Questo venerdì Von der Leyen ha formalizzato la proposta di un miliardo di assistenza finanziaria per l’Ucraina. Si tratta solo di una parte del pacchetto annunciato a maggio, che è di nove miliardi. Ma oltre a ciò che Bruxelles promette, c’è la rete complessiva di investimenti. La Banca europea degli investimenti (Bei) lavora assieme alla Commissione agli stanziamenti per le necessità più urgenti, e intanto pensa anche a «implementare progetti di investimento e ulteriori piani di recovery». L’appuntamento del 4 e 5 luglio a Lugano disegnerà proprio il “Recovery” ucraino.
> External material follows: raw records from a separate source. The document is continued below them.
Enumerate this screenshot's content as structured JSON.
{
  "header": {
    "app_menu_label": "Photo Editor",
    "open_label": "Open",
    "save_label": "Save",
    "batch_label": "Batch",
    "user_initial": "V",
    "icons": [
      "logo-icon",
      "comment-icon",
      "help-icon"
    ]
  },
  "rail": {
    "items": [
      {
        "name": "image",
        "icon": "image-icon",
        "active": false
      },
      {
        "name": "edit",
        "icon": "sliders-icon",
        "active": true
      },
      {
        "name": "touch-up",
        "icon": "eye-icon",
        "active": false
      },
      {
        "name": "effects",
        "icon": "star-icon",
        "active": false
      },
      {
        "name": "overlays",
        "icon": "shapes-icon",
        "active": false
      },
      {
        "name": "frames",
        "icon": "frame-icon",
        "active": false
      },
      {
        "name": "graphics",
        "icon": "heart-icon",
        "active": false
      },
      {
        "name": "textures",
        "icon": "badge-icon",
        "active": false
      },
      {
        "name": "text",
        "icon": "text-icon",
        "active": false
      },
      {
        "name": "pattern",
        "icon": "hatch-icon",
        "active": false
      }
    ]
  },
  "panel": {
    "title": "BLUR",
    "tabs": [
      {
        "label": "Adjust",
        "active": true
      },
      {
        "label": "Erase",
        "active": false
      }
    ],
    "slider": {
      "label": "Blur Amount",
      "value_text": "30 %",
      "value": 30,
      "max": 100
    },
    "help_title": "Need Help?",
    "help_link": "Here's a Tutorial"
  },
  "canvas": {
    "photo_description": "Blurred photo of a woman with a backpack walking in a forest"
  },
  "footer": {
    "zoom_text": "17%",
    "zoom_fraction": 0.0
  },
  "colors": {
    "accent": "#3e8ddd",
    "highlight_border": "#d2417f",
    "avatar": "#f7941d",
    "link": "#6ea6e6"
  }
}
Le imprese italiane non stanno certo a guardare. Mario Draghi è stato il più esplicito sostenitore del percorso di ingresso di Kiev nell’Ue, e questo suo ruolo ha costituito un apripista per i progetti di Confindustria. Il 16 giugno, mentre si trova in Ucraina con Emmanuel Macron e Olaf Scholz, il premier italiano si mostra assai attento al tema della ricostruzione: «Tutto verrà ricostruito», dice. Il 21 giugno Carlo Bonomi è a Kiev, incontra anche lui Zelensky e col governo ucraino conclude un Memorandum of understanding sulla ricostruzione. «Come Confindustria abbiamo creduto fermamente nella necessità di questi incontri con il governo dell’Ucraina», dice Bonomi quel giorno. «La nostra iniziativa è assunta di intesa col governo italiano. Confindustria aprirà a Kiev una propria rappresentanza per coordinare tutti i progetti congiunti che da questo memorandum prenderanno avvio».

Diritti e investimenti

Non deve stupire troppo che il tema dello stato di diritto sia così connesso a quello degli investimenti, perché la dinamica a Bruxelles non è troppo differente con gli stati che sono già membri Ue. L’Ungheria ad esempio ha i suoi oligarchi e i suoi problemi di corruzione, eppure la Commissione europea, che da guardiana dei trattati dovrebbe far rispettare i valori democratici, è arrivata ad attivare un meccanismo efficace solo in quanto sistema per proteggere gli investitori. La leva che condiziona lo stanziamento dei fondi Ue al rispetto dello stato di diritto – il “meccanismo di condizionalità” approvato durante la pandemia – in origine serve proprio a garantire un quadro istituzionale e giudiziario adeguato a tutelare gli investimenti degli altri paesi europei. Come spesso accade nella storia dell’integrazione europea, è la dimensione economica a trainare le altre.